Para além das mortes, há dezenas de casos de ameaças, agressões, tortura, estupro e contaminação por agrotóxico e outros crimes. Somente em 2021 foram ao menos 68 desses casos de violência – o maior índice em cinco anos –, segundo uma análise inédita realizada pela CPT a pedido da Repórter Brasil. No comparativo da década, o ano passado está entre os três piores, ficando atrás somente de 2016, quando houve um recorde de 127 menores de 18 anos vítimas desses tipos de violência, e de 2013, com 97 (veja tabela abaixo).
O levantamento revela uma realidade sangrenta para crianças e jovens das áreas rurais. Um cenário que reflete, segundo especialistas ouvidos pela reportagem, o acirramento da violência no campo. Segundo Carlos Lima, da coordenação nacional da CPT, a vulnerabilidade desses jovens está diretamente ligada aos conflitos fundiários, seja em uma ocupação de sem-terra ou em uma comunidade quilombola.“No cotidiano dessas famílias, essas crianças também sofrem violências por conta das ameaças constantes, seja por um despejo, por uma ação da grilagem, da pistolagem; elas estão sujeitas a tudo isso”.
Executado à queima-roupa
Outro exemplo da brutalidade à qual estão submetidas as crianças e jovens do campo ocorreu exatamente um mês após o assassinato da família de Joane. Um garoto de apenas 9 anos foi morto em Pernambuco. Filho de um líder rural, Jonatas de Oliveira dos Santos foi executado à queima-roupa dentro do seu quarto.

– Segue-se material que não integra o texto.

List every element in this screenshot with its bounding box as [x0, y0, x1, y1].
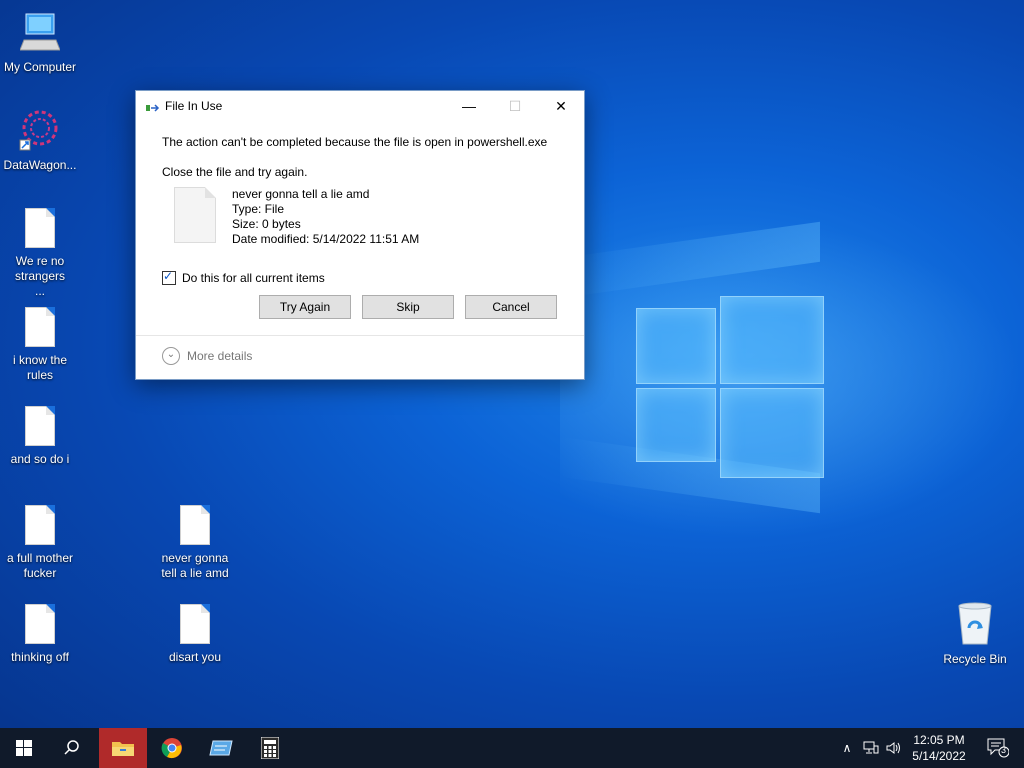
chrome-button[interactable] — [148, 728, 196, 768]
computer-icon — [0, 10, 80, 58]
desktop-icon-file[interactable]: and so do i — [0, 406, 80, 467]
file-icon — [180, 505, 210, 545]
file-transfer-icon — [146, 101, 160, 112]
chrome-icon — [161, 738, 182, 759]
close-button[interactable]: ✕ — [538, 91, 584, 121]
file-icon — [25, 505, 55, 545]
file-icon — [25, 406, 55, 446]
dialog-titlebar[interactable]: File In Use — ☐ ✕ — [136, 91, 584, 121]
skip-button[interactable]: Skip — [362, 295, 454, 319]
search-icon — [64, 740, 79, 755]
file-type: Type: File — [232, 202, 285, 216]
taskbar: ∧ 12:05 PM 5/14/2022 3 — [0, 728, 1024, 768]
speaker-icon — [886, 742, 900, 754]
clock-date: 5/14/2022 — [912, 749, 966, 763]
file-in-use-dialog: File In Use — ☐ ✕ The action can't be co… — [135, 90, 585, 380]
start-button[interactable] — [0, 728, 48, 768]
apply-all-label: Do this for all current items — [182, 271, 325, 285]
dialog-title: File In Use — [165, 99, 223, 113]
desktop-icon-file[interactable]: thinking off — [0, 604, 80, 665]
desktop-icon-recycle-bin[interactable]: Recycle Bin — [935, 602, 1015, 667]
dialog-instruction: Close the file and try again. — [162, 165, 308, 179]
desktop-icon-file[interactable]: disart you — [155, 604, 235, 665]
file-icon — [180, 604, 210, 644]
desktop-icon-file[interactable]: i know the rules — [0, 307, 80, 383]
desktop-icon-file[interactable]: a full mother fucker — [0, 505, 80, 581]
file-icon — [174, 187, 216, 243]
app-button[interactable] — [197, 728, 245, 768]
desktop-icon-file[interactable]: We re no strangers ... — [0, 208, 80, 299]
notification-center-button[interactable]: 3 — [978, 728, 1018, 768]
clock[interactable]: 12:05 PM 5/14/2022 — [904, 732, 974, 764]
desktop-icon-file[interactable]: never gonna tell a lie amd — [155, 505, 235, 581]
windows-logo — [636, 290, 824, 480]
apply-all-checkbox-row[interactable]: Do this for all current items — [162, 269, 325, 285]
minimize-icon: — — [462, 98, 476, 114]
calculator-button[interactable] — [246, 728, 294, 768]
minimize-button[interactable]: — — [446, 91, 492, 121]
chevron-up-icon: ∧ — [842, 741, 852, 755]
file-icon — [25, 604, 55, 644]
more-details-toggle[interactable]: ⌄ More details — [162, 347, 252, 365]
dialog-message: The action can't be completed because th… — [162, 135, 548, 149]
file-name: never gonna tell a lie amd — [232, 187, 370, 201]
maximize-button[interactable]: ☐ — [492, 91, 538, 121]
desktop-icon-datawagon[interactable]: DataWagon... — [0, 108, 80, 173]
app-icon — [209, 740, 233, 756]
network-button[interactable] — [860, 728, 882, 768]
show-hidden-icons-button[interactable]: ∧ — [838, 728, 856, 768]
maximize-icon: ☐ — [508, 98, 522, 114]
chevron-down-icon: ⌄ — [162, 347, 180, 365]
file-explorer-button[interactable] — [99, 728, 147, 768]
start-icon — [16, 740, 32, 756]
search-button[interactable] — [48, 728, 96, 768]
try-again-button[interactable]: Try Again — [259, 295, 351, 319]
file-explorer-icon — [112, 742, 134, 756]
calculator-icon — [261, 737, 279, 759]
datawagon-app-icon — [0, 108, 80, 156]
close-icon: ✕ — [555, 98, 567, 114]
network-icon — [863, 741, 879, 754]
file-icon — [25, 307, 55, 347]
dialog-divider — [136, 335, 584, 336]
volume-button[interactable] — [884, 728, 904, 768]
notification-count: 3 — [1001, 745, 1007, 755]
apply-all-checkbox[interactable] — [162, 269, 176, 285]
recycle-bin-icon — [935, 602, 1015, 650]
file-size: Size: 0 bytes — [232, 217, 301, 231]
more-details-label: More details — [187, 349, 253, 363]
clock-time: 12:05 PM — [913, 733, 965, 747]
file-date-modified: Date modified: 5/14/2022 11:51 AM — [232, 232, 420, 246]
file-icon — [25, 208, 55, 248]
cancel-button[interactable]: Cancel — [465, 295, 557, 319]
desktop-icon-my-computer[interactable]: My Computer — [0, 10, 80, 75]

O crime ocorreu em 10 de fevereiro, quando homens encapuzados arrombaram a casa de Geovane da Silva Santos, uma das lideranças do Engenho do Roncadorzinho, que fica no município de Barreiros, a 110 km do Recife. Segundo Santos afirmou ao portal G1, eles invadiram a propriedade afirmando ser “a polícia”, deram um tiro que acertou seu ombro e foram até o quarto da família, onde estavam a mãe e outras quatro crianças. Jonatas tentava se esconder debaixo da cama quando foi brutalmente assassinado pelos pistoleiros. O assassinato é “típico de atividade de um grupo de extermínio”, segundo disse ao G1 o promotor de Justiça de Barreiros, Júlio Elihimas.

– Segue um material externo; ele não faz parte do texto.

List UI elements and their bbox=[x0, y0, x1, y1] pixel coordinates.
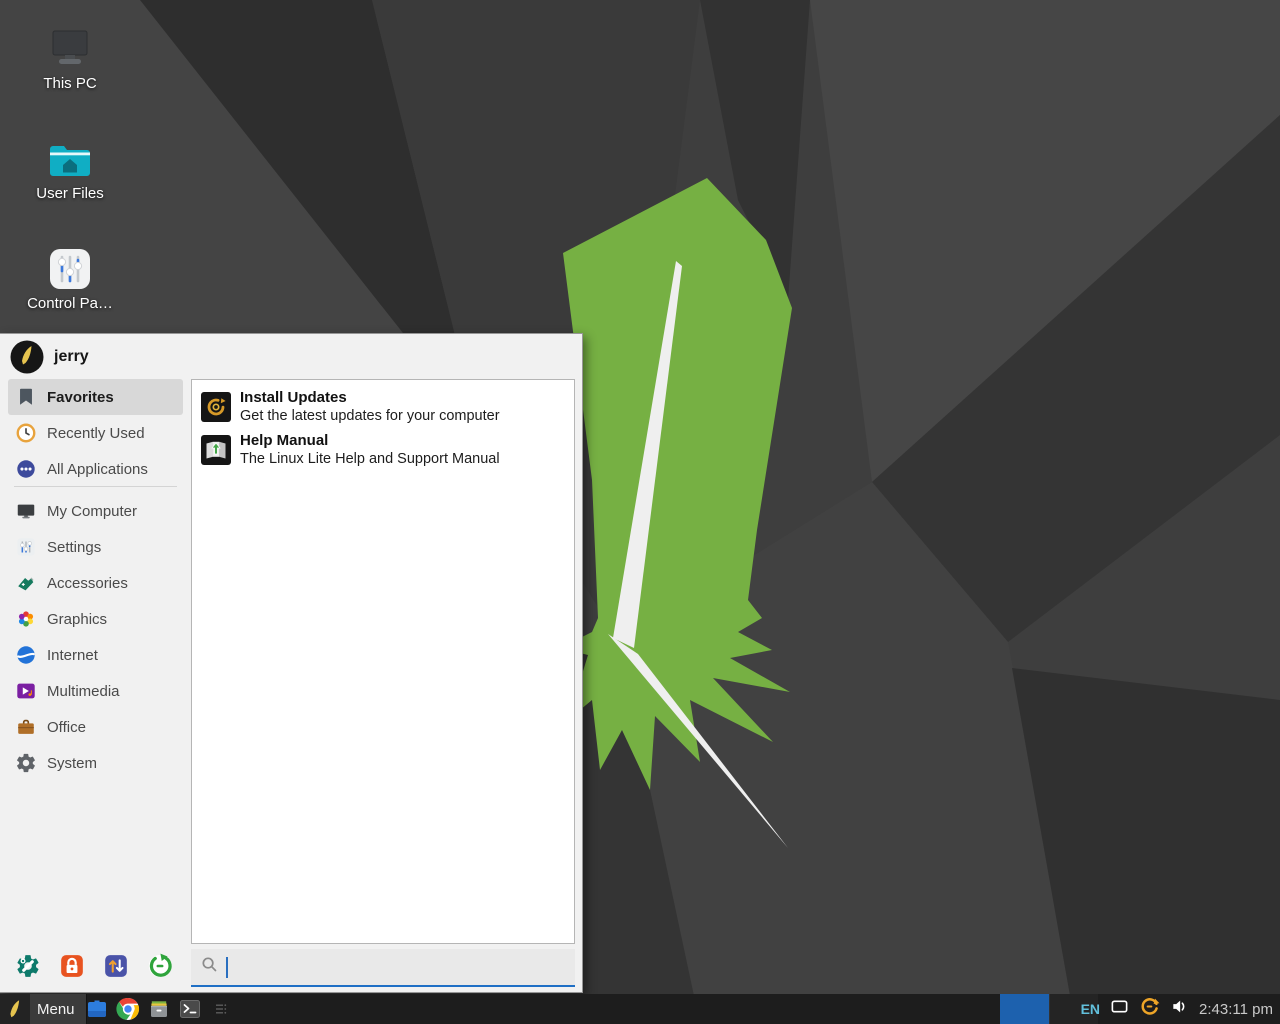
category-label: Multimedia bbox=[47, 683, 120, 700]
text-cursor bbox=[226, 957, 228, 978]
category-system[interactable]: System bbox=[8, 745, 183, 781]
workspace-1[interactable] bbox=[1000, 994, 1049, 1024]
category-graphics[interactable]: Graphics bbox=[8, 601, 183, 637]
category-label: Internet bbox=[47, 647, 98, 664]
category-accessories[interactable]: Accessories bbox=[8, 565, 183, 601]
control-panel-icon bbox=[12, 244, 128, 290]
list-item-install-updates[interactable]: Install Updates Get the latest updates f… bbox=[196, 385, 570, 428]
switch-user-icon[interactable] bbox=[103, 953, 129, 979]
menu-categories: My Computer Settings Accessories Graphic… bbox=[8, 493, 183, 781]
globe-icon bbox=[15, 644, 37, 666]
apps-grid-icon bbox=[15, 458, 37, 480]
media-player-icon bbox=[15, 680, 37, 702]
taskbar: Menu EN bbox=[0, 994, 1280, 1024]
settings-manager-icon[interactable] bbox=[15, 953, 41, 979]
desktop-icon-control-panel[interactable]: Control Pa… bbox=[12, 244, 128, 312]
search-icon bbox=[200, 955, 219, 979]
linux-lite-logo-icon bbox=[0, 994, 30, 1024]
terminal-icon[interactable] bbox=[177, 996, 203, 1022]
menu-nav: Favorites Recently Used All Applications bbox=[8, 379, 183, 487]
avatar[interactable] bbox=[10, 340, 44, 374]
updates-available-icon[interactable] bbox=[1139, 996, 1160, 1022]
quit-icon[interactable] bbox=[147, 953, 173, 979]
search-input[interactable] bbox=[235, 958, 566, 977]
bookmark-icon bbox=[15, 386, 37, 408]
nav-item-favorites[interactable]: Favorites bbox=[8, 379, 183, 415]
color-flower-icon bbox=[15, 608, 37, 630]
window-list-icon[interactable] bbox=[208, 996, 234, 1022]
nav-label: All Applications bbox=[47, 461, 148, 478]
menu-button[interactable]: Menu bbox=[0, 994, 87, 1024]
help-manual-icon bbox=[201, 435, 231, 465]
category-office[interactable]: Office bbox=[8, 709, 183, 745]
utility-knife-icon bbox=[15, 572, 37, 594]
nav-item-recently-used[interactable]: Recently Used bbox=[8, 415, 183, 451]
desktop-icon-label: User Files bbox=[12, 185, 128, 202]
menu-separator bbox=[14, 486, 177, 487]
category-label: Accessories bbox=[47, 575, 128, 592]
briefcase-icon bbox=[15, 716, 37, 738]
this-pc-icon bbox=[12, 24, 128, 70]
gear-icon bbox=[15, 752, 37, 774]
whisker-menu: jerry Favorites Recently Used All Applic… bbox=[0, 333, 583, 993]
category-internet[interactable]: Internet bbox=[8, 637, 183, 673]
nav-label: Recently Used bbox=[47, 425, 145, 442]
menu-header: jerry bbox=[0, 334, 582, 379]
category-label: Graphics bbox=[47, 611, 107, 628]
desktop-icon-label: Control Pa… bbox=[12, 295, 128, 312]
category-label: System bbox=[47, 755, 97, 772]
user-files-folder-icon bbox=[12, 134, 128, 180]
file-manager-icon[interactable] bbox=[84, 996, 110, 1022]
app-description: Get the latest updates for your computer bbox=[240, 407, 500, 425]
volume-icon[interactable] bbox=[1170, 997, 1189, 1021]
category-label: Settings bbox=[47, 539, 101, 556]
archive-manager-icon[interactable] bbox=[146, 996, 172, 1022]
install-updates-icon bbox=[201, 392, 231, 422]
taskbar-launchers bbox=[84, 994, 234, 1024]
category-multimedia[interactable]: Multimedia bbox=[8, 673, 183, 709]
desktop: This PC User Files Control Pa… bbox=[0, 0, 1280, 1024]
chrome-icon[interactable] bbox=[115, 996, 141, 1022]
desktop-icon-user-files[interactable]: User Files bbox=[12, 134, 128, 202]
desktop-icon-label: This PC bbox=[12, 75, 128, 92]
desktop-icon-this-pc[interactable]: This PC bbox=[12, 24, 128, 92]
clock[interactable]: 2:43:11 pm bbox=[1199, 1001, 1273, 1018]
username: jerry bbox=[54, 348, 89, 366]
menu-app-list: Install Updates Get the latest updates f… bbox=[191, 379, 575, 944]
system-tray: EN 2:43:11 pm bbox=[1081, 994, 1273, 1024]
lock-screen-icon[interactable] bbox=[59, 953, 85, 979]
nav-label: Favorites bbox=[47, 389, 114, 406]
app-description: The Linux Lite Help and Support Manual bbox=[240, 450, 500, 468]
clock-icon bbox=[15, 422, 37, 444]
sliders-icon bbox=[15, 536, 37, 558]
display-icon[interactable] bbox=[1110, 997, 1129, 1021]
list-item-help-manual[interactable]: Help Manual The Linux Lite Help and Supp… bbox=[196, 428, 570, 471]
keyboard-layout-indicator[interactable]: EN bbox=[1081, 1001, 1100, 1017]
category-my-computer[interactable]: My Computer bbox=[8, 493, 183, 529]
category-label: My Computer bbox=[47, 503, 137, 520]
app-title: Install Updates bbox=[240, 388, 500, 407]
menu-button-label: Menu bbox=[37, 1001, 75, 1018]
category-settings[interactable]: Settings bbox=[8, 529, 183, 565]
nav-item-all-applications[interactable]: All Applications bbox=[8, 451, 183, 487]
computer-icon bbox=[15, 500, 37, 522]
menu-action-buttons bbox=[15, 953, 173, 979]
category-label: Office bbox=[47, 719, 86, 736]
app-title: Help Manual bbox=[240, 431, 500, 450]
search-bar[interactable] bbox=[191, 949, 575, 987]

Palco de uma disputa fundiária, o Engenho do Roncadorzinho fica em uma área que abrigava a usina de açúcar Santo André, que decretou falência judicial há décadas. A maioria dos moradores é de ex-funcionários, que vivem no local desde então e aguardam pelo pagamento de indenizações trabalhistas. Alvo de uma batalha judicial entre os novos donos do terreno, a Agropecuária Javari, e os moradores locais, o Engenho do Roncadorzinho é foco de uma tensão que se arrasta por anos.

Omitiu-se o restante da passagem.